Bir çok küfürlerle, kafirlerle karşı karşıya gelebileceksiniz. Küfrün bir çok
isteklerini size basın yoluyla telkin etmeye gidecekler. Siz daha dışarıya
çıkmadan, kendinizi İslâm'a şartlandıracaksınız.
1960 yılından
itibaren, Avrupaya işçi olarak giden Türkleri assimile, etmek, kendi aralarında
eritmek için psikolog, sosyolog, pedogog ve bütün ...goglar, çalışmasına rağmen
başarılı olamadıklarını, Avrupadaki dörtbin camiyi görünce anladılar. Peki
Türkler bunu nasıl başardılar? Bunlar hergün, "Kul ya eyyühel kâfinin"
hapları atıyorlar. Onun için de kendi İçlerinde eritemiyorlar.[5]
4- Ben sizin
taptığınıza tapacak değilim.
Bu güne kadar
tapmadım, bundan sonra da tapmıyacağım ve yaptıklarınızın kötü olanlarını
yapmayacağım.[6]
5- Sizde
benim ibadet ettiğime ibadet etmiyorsunuz.
6- Sizin
dininiz size, benim dinim bana.
Dininizi bana kabul
ettirmeye zorlamayın. Sizin dininiz size, benim dinim bana. Bu yolda bir tane
değil bin tane başım olsa, ben bu bin başımı veririm.
Abdullah b.
Huzafetü's-Sehmî öyle demiş; Hıristiyanlar bunları esir etmişler ve hıristiyan
olmalarını istemişler. Bir tanesi bile kabul etmemiş. Öyleyse demişler
"Papazın alnından öpeceksin" Abdullah "öpmem" demiş.
Gözlerinin Önünde
sahabeden bir tanesini yağlı kazanın içerisine atıyorlar, bir anda etleri
erimiş'kemikler çıkıvermiş duruma geliyor, yürekler dayanmaz bir halde.
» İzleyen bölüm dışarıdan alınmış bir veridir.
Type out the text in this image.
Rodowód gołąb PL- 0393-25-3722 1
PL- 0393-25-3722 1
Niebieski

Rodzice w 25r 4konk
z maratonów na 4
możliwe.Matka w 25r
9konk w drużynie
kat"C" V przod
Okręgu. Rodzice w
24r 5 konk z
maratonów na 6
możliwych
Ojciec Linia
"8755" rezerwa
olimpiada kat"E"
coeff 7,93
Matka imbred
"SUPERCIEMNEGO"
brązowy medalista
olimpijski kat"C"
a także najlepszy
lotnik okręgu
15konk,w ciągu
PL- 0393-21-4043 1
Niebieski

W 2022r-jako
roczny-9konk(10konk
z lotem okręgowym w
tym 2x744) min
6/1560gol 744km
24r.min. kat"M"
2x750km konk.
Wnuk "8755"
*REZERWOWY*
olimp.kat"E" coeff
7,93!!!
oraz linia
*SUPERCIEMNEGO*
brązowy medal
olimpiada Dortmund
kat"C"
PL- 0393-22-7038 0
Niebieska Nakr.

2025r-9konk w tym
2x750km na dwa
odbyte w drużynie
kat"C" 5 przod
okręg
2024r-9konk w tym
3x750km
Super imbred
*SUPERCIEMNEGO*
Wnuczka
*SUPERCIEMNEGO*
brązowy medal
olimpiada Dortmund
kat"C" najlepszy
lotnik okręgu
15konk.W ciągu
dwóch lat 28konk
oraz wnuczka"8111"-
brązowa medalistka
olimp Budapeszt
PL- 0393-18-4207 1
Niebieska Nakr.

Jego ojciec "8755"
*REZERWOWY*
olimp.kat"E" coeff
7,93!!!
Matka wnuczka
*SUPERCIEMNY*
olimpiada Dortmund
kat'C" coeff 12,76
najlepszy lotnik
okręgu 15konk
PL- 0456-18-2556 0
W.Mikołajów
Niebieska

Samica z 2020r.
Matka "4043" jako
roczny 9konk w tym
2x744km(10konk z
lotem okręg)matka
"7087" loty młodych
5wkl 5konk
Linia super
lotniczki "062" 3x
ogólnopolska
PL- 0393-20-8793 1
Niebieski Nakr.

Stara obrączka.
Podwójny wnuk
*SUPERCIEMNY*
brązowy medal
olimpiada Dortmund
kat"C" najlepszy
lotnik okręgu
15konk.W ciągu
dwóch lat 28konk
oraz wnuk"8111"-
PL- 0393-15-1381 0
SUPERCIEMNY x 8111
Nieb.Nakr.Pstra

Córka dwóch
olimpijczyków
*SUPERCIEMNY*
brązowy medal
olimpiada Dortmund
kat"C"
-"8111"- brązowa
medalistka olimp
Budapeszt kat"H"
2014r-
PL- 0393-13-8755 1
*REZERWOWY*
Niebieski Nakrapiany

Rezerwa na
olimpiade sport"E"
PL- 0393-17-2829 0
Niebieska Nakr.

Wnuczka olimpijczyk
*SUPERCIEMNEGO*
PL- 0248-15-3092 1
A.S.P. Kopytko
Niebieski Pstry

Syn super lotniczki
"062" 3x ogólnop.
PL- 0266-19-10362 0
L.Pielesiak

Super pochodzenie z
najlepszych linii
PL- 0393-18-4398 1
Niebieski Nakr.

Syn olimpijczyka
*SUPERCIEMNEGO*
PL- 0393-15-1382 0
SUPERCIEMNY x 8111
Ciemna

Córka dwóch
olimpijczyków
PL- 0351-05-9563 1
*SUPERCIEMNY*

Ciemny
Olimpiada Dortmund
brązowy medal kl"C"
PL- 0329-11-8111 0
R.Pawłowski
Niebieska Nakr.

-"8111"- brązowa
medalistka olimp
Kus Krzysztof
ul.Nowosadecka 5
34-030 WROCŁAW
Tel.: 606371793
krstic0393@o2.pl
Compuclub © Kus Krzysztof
Abdullah b. Huzafe demişki, "yine de öpmem." O zaman diyorlar ki,
hepsi öldürülecek. Arkadaşlarının Öldürülmesini istemeyen Abdullah papazın
alnından öpüyor. Kurtulup Medine'ye geliyorlar. Arkadaşları papazın alnından
öptüğü için dalga geçiyorlar.
Durumu Hz. Ömer
öğrenince kalkıyor Abdullah'ın alnından öpüyor. Seni kutlarım, arkadaşlarını
kurtarmışsın. "Leküm diniküm" diyoruz ama onları kendi hallerinde
bırakmıyoruz. Onlarla ilgileneceğiz ve onlara sırat-i müstakimi göstermeye
devam edeceğiz.
Kendini yakmak için
üzerine benzin döküp yakmak isteyen adamı, kendi haline bırakmadığımız ve ona
diller döktüğümüz gibi inkâr, isyan ve haramları yüklenip, kendini cehenneme
hazırlayan insana da diller dökmeye devam edeceğiz.[7]
[1] Mahmut Toptaş, Kur’an-ı
Kerim Şifa Tefsiri, Cantaş Yayınları: 8/393-394.
[2] Mahmut Toptaş, Kur’an-ı
Kerim Şifa Tefsiri, Cantaş Yayınları: 8/394-396.
[3] Tirmizi Davut 14, Ahmet
Müsned 3/68.
[4] Mahmut Toptaş, Kur’an-ı
Kerim Şifa Tefsiri, Cantaş Yayınları: 8/396-397.
[5] Bu konuda bakınız Şifa
Tefsiri Taha, Suresi 512.
Mahmut Toptaş, Kur’an-ı Kerim Şifa Tefsiri,
Cantaş Yayınları: 8/397.
[6] Mahmut Toptaş, Kur’an-ı
Kerim Şifa Tefsiri, Cantaş Yayınları: 8/397-398.